Estoy ansiosa, nerviosa, miedosa y algunas «osas» más que seguramente aplican al sobresalto.
Disimulo bien, amparada en el mucho trabajo que cual avalancha se acumula en el buzón de e-mail de la oficina y que debo ir sacando con pala para la nieve, a razón de 30 mensajes por día, como mínimo. Pero en casa, luego de cumplir con la jornada de madre que Ana exige, me quedo sola conmigo y afloran todas esas sensaciones.
Es un viaje acariciado el que voy a hacer, muy deseado, por eso no veo la hora en que me suba al avión de United Airlines.
Tengo algunos planes en la cabeza a los que iré dando forma también para calmar la ansiedad.
Una ciudad que conozco sólo por películas y libros, espera cubierta de nieve. No me espera a mí, por supuesto, pero quiero creerlo.

El ansia. Tony Scott, 1983.

Berlín

Un libro de Auster, regalo del Día de las madres, fue el que me llevó a otro libro, uno de McEwan que ahora leo. El inocente habla de la ciudad en la que nací. Voy recorriendo con la lectura las calles de la posguerra, el odio a los rusos, la presencia de los aliados y en el medio de todo eso, una historia de amor que al mismo tiempo enfrenta a los que perdieron con los que ganaron. No se si la casualidad tejió el entramado para que todo hoy confluya en el lugar que hace veinte años cambió de un plumazo su fisonomía, su historia y la del mundo moderno.
Nunca he ido a Berlín.

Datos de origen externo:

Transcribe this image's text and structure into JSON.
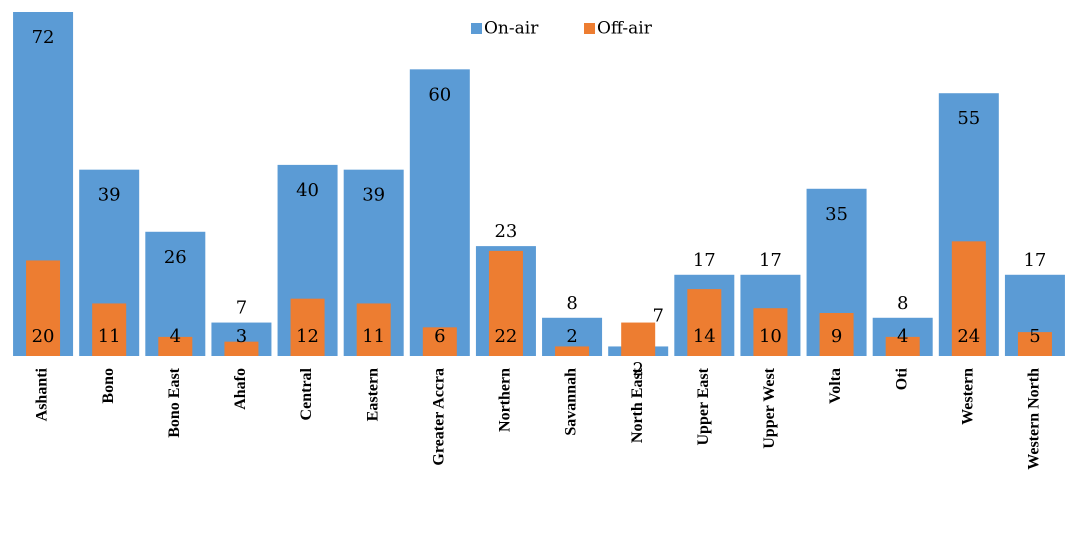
{
  "chart_data": {
    "type": "bar",
    "overlap": true,
    "categories": [
      "Ashanti",
      "Bono",
      "Bono East",
      "Ahafo",
      "Central",
      "Eastern",
      "Greater Accra",
      "Northern",
      "Savannah",
      "North East",
      "Upper East",
      "Upper West",
      "Volta",
      "Oti",
      "Western",
      "Western North"
    ],
    "series": [
      {
        "name": "On-air",
        "color": "#5b9bd5",
        "values": [
          72,
          39,
          26,
          7,
          40,
          39,
          60,
          23,
          8,
          2,
          17,
          17,
          35,
          8,
          55,
          17
        ]
      },
      {
        "name": "Off-air",
        "color": "#ed7d31",
        "values": [
          20,
          11,
          4,
          3,
          12,
          11,
          6,
          22,
          2,
          7,
          14,
          10,
          9,
          4,
          24,
          5
        ]
      }
    ],
    "legend": "top"
  }
}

Miro con curiosidad lo que tiene relación con ella, no sólo en estos días que la mayoría de los ojos se posan en sus fotos y noticias. De alguna manera siempre ha estado rondándome su influjo; aprendí a leer en alemán y de niña eran familiares las referencias al Hombrecito de arena y al Oso, símbolo de la ciudad. La imagen erguida y puntiaguda de la torre de televisión en Alexanderplatz colgaba de la parte de adentro de la litera que compartía con mi hermano en nuestra infancia temprana.
Por el momento espero la foto que un amigo me prometió del hospital de Lichtenberg, si es que aún existe. Y como sabe lo ansiosa que soy haría lo imposible por no defraudarme. O quizás me engaña como Alex en esta película.

Good bye Lenin. Wolfgang Becker, 2003.